The Bank of Japan proved it can be creative
The kept the policy rate unchanged, abandoned the average maturity target of Japanese government bonds and instead introduced a yield curve control. This has lead Japanese banks to rebound. European banks also perform well this morning as there are speculations that the ECB could also target the yield curve. We see a limited impact for the yen short-term. The Fed guidance tonight could have a bigger and more lasting impact (yen weakness versus dollar).
Before the BoJ meeting
Japan has been struggling with weak growth, weak inflation, and paradoxically, a strong yen which affects companies’ competitiveness. The BoJ (Bank of Japan) has been trying to stop that dynamic with non-conventional monetary policy in addition to classic tools. In vain so far. The inflation is still at depressed levels and the yen remains strong.

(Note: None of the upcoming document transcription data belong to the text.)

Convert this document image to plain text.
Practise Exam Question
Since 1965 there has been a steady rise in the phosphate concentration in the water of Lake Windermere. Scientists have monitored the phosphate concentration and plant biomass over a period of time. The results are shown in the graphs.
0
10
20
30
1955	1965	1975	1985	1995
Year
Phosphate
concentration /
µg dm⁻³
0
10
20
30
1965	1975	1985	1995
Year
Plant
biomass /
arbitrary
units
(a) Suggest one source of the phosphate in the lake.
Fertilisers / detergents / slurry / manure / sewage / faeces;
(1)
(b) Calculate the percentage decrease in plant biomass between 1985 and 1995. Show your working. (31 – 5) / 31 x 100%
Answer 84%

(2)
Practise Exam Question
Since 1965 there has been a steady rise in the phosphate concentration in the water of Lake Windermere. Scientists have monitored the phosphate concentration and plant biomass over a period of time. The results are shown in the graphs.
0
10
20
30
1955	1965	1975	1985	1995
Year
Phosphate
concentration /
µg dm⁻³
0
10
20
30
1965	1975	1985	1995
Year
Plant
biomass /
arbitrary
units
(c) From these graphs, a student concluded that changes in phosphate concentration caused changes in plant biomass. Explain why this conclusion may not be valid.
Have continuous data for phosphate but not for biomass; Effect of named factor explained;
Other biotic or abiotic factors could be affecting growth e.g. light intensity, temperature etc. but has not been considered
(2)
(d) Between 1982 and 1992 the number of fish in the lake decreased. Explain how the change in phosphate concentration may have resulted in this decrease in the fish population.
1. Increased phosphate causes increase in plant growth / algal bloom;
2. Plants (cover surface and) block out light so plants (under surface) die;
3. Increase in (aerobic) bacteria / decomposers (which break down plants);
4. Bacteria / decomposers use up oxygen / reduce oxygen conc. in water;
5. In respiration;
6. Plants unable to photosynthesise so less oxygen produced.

The combination of rate cuts, with the introduction of negative rates, and the Quantitative and Qualitative Easing (Quantitative: the amount, target or range, and Qualitative: type of assets including maturity targeting), produced strong effects. It pushed yields of all maturities to an all-time low, with 2-15 year yields below zero and longer term rates close to zero. That was not without side effects though: negative yields and flat yield curve penalize the financial sector, with negative consequences for pension funds and long-term savers.
Recently, doubts on the efficiency of central bank’s policy pushed yields to rally: 2-year yields gained 0.10% from their lows, while the 10-year increased by 0.20% and the 30-year by 0.45%!
The BoJ currently owns 40% of the Japanese sovereign bond market, and soon 60% if it continues its purchases at this pace. It also owns about 65% of Japan’s domestic ETFs.
The BoJ decision
After being the first central bank to introduce the quantitative easing in 2001, the BoJ showed today how creative it can be to address issues.
On the non-conventional monetary policy (QQE), it abandoned its average maturity target and instead introduced a yield curve control. That means it maintains the government bonds purchase, but the pace of annual 80 trillion yen may fluctuate in the short term to control bond yields. The BoJ wants to keep the 10-year bond yield around 0%. The policy framework will continue until inflation is stable above 2%.
Regarding rate policy, the BoJ kept its policy-rate balance at -0.1%. That negative rate applies to some of the excess cash holdings held by the banks and parked with the central bank.
We believe the BoJ is actually preparing the ground in case of future yen appreciation. By controlling the yield curve, it can maintain it steep to limit the effect on banks. Should the yen surge in the future, it could therefore lower the policy-rate balance without hurting the financial system too much.
Initial market reactions
The BoJ basically took control of the sovereign bond market thanks to the QQE with yield curve control. Japanese bond yields rose. 10-year yields gained about 5 bps to -0.02%.
The yen weakened against the dollar by about 1.0% to 102.73, and against the euro by some 0.80% to 114.19. The Fed decision later today will have more impact of the exchange rate, especially if it decides to hike (not our base case as we see a rate hike in December). We keep our USD/JPY 3-month target at 105, and 12-month target at 112.
Japanese stocks increased, especially banks (TOPIX banks index) which rallied 7%. European banks opened up this morning on speculation that the ECB could also adopt a yield curve target.